Nikhil Paul George, who has roots in Kerala, talks about his music career and his songs in Barfi!
Barfi! has created magic on screen with its story, cast and heart-warming music by Pritam. And somebody who is really happy with the way things have panned out is Nikhil Paul George, who has crooned two songs in the movie – ‘Main kya karoon…’, a soft solo number, and ‘Aashiyan…’, a duet with Shreya Ghosal. Born to Malayali parents settled in Nagpur, Nikhil stays in London, where he works “incorporating music production, composition and arrangement.” Nikhil shares his musical journey with MetroPlus in an email interview.
His Malayali connection
My parents are Malayalis (his father is from Kottayam and mother from Thiruvananthapuram), so I guess I’m Malayali by association! I don’t really speak Malayalam, though I’ve had my share of lessons on rolling my tongue for ‘pazham’ and ‘mazha’ (the ‘y’s and the ‘z’s still don’t add up in my head). I last came to Kerala three years ago. I actually grew up in Nagpur. But then I’m not proficient in Marathi either! After my graduation (in computer science from Nagpur University) I moved to London to study composition at the Royal College of Music and am now based in London. I have a sister who lives in Mumbai with her husband and children.
On his musical background
My family is very musical, so I had many influences from the music they used to make when I was growing up. I started with learning the Western classical guitar, mostly teaching myself and appearing for examinations conducted in India by Trinity College of Music. After completing a diploma, I taught at the Bangalore School of Music before leaving for London.

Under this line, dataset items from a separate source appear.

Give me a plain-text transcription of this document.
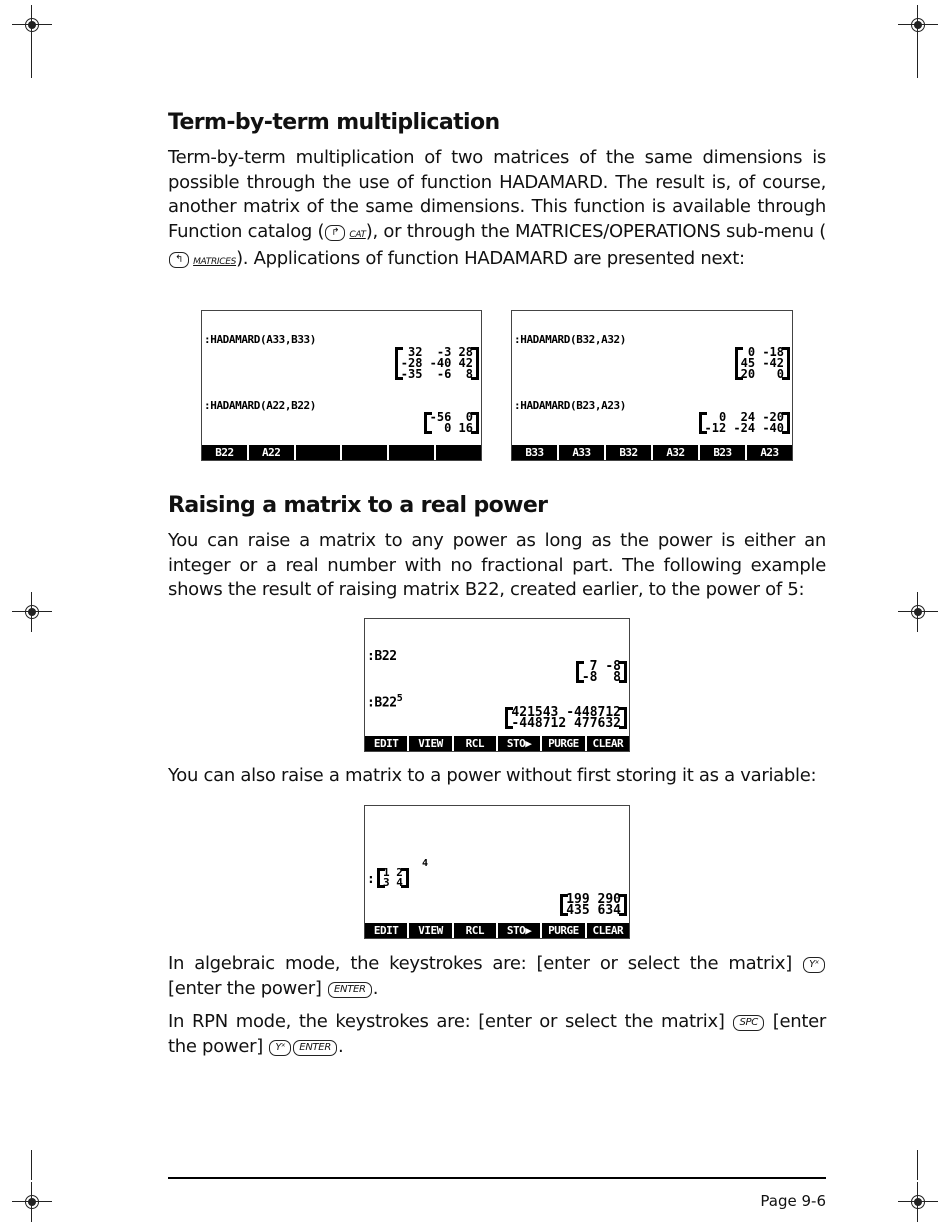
Term-by-term multiplication
Term-by-term multiplication of two matrices of the same dimensions is possible through the use of function HADAMARD. The result is, of course, another matrix of the same dimensions. This function is available through Function catalog ( ↱ CAT), or through the MATRICES/OPERATIONS sub-menu (↰ MATRICES). Applications of function HADAMARD are presented next:
:HADAMARD(A33,B33)
32  -3 28
-28 -40 42
-35  -6  8
:HADAMARD(A22,B22)
-56  0
0 16
B22	A22
:HADAMARD(B32,A32)
0 -18
45 -42
20   0
:HADAMARD(B23,A23)
0  24 -20
-12 -24 -40
B33	A33	B32	A32	B23	A23
Raising a matrix to a real power
You can raise a matrix to any power as long as the power is either an integer or a real number with no fractional part. The following example shows the result of raising matrix B22, created earlier, to the power of 5:
:B22
7 -8
-8  8
$:B22^5$
421543 -448712
-448712 477632
EDIT	VIEW	RCL	STO▶	PURGE	CLEAR
You can also raise a matrix to a power without first storing it as a variable:
: 1 2
3 4
4
199 290
435 634
EDIT	VIEW	RCL	STO▶	PURGE	CLEAR
In algebraic mode, the keystrokes are: [enter or select the matrix] Yˣ [enter the power] ENTER .
In RPN mode, the keystrokes are: [enter or select the matrix] SPC [enter the power] Yˣ ENTER .
Page 9-6
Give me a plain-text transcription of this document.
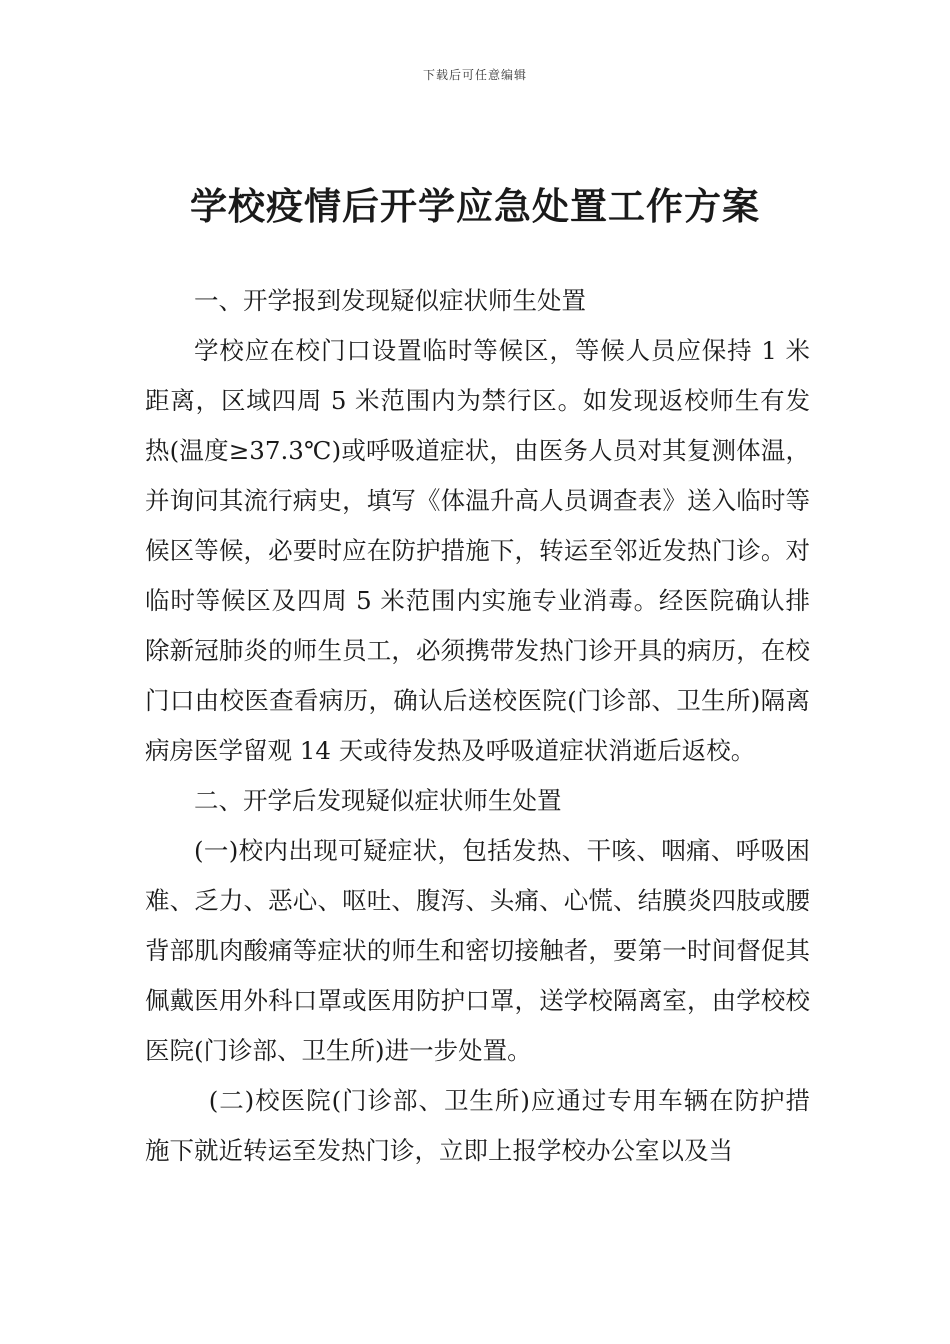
下载后可任意编辑
学校疫情后开学应急处置工作方案

一、开学报到发现疑似症状师生处置

学校应在校门口设置临时等候区，等候人员应保持 1 米距离，区域四周 5 米范围内为禁行区。如发现返校师生有发热(温度≥37.3℃)或呼吸道症状，由医务人员对其复测体温，并询问其流行病史，填写《体温升高人员调查表》送入临时等候区等候，必要时应在防护措施下，转运至邻近发热门诊。对临时等候区及四周 5 米范围内实施专业消毒。经医院确认排除新冠肺炎的师生员工，必须携带发热门诊开具的病历，在校门口由校医查看病历，确认后送校医院(门诊部、卫生所)隔离病房医学留观 14 天或待发热及呼吸道症状消逝后返校。

二、开学后发现疑似症状师生处置

(一)校内出现可疑症状，包括发热、干咳、咽痛、呼吸困难、乏力、恶心、呕吐、腹泻、头痛、心慌、结膜炎四肢或腰背部肌肉酸痛等症状的师生和密切接触者，要第一时间督促其佩戴医用外科口罩或医用防护口罩，送学校隔离室，由学校校医院(门诊部、卫生所)进一步处置。

(二)校医院(门诊部、卫生所)应通过专用车辆在防护措施下就近转运至发热门诊，立即上报学校办公室以及当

I was able to study music in London because of a scholarship from the J.N. Tata foundation. I also won a Take-off Grant from the Inlaks Shivdasani Foundation to continue my studies here. I was also in a rock band, a church choir and an acapella group. Church music in general has had a big influence on me.
I work as a freelance musician. I also work for a church on Sundays which gives me an opportunity to serve the local community through music and other programmes.
I was introduced to Pritam through a common friend. I’ve worked with him as vocal recording engineer, vocal arranger, programmer, conductor and backing vocal performer and have played various instruments as well for his compositions in Dum Maaro Dum (‘Te amo…’), Bodyguard (‘I love you…’), Mausam (‘Rabba mein toh…’), Players (‘Kyun duriyan…’), Ferrari Ki Sawari (‘Rusys Theme’ and ‘Life yeh mausambi si…’) and Cocktail (‘Daaru desi…’). My upcoming works with him include Race 2 [in which Nikhil has tried his hand at writing lyrics too!] and Dhoom 3.
As a singer
I started working on the music arrangement for Barfi! in October last year and singing just happened. I’m not really a singer and I don’t like calling myself one, my voice somehow suited the feel of what director Anurag Basu was going for. Pritam, who has a fantastic sense of what works and what doesn’t, was spot on with his lovely compositions for the film. The music team he put together for this film was fantastic. He knew how to get the best out of me too, something I’ll always be grateful for. Apart from singing, I also worked on the arrangement of the songs and the background score. A lot of the instruments and the orchestra you hear in the score was recorded and produced by me here in London.
It really takes courage to go against the grain, I have so much admiration for Anurag for conceiving and leading this beautiful film. I’m not sure I’ll get an opportunity to work on a film like this again, one which justifies the style of music that you hear on the soundtrack.
So this might well be the first and the last time that you’ll hear from me as a singer!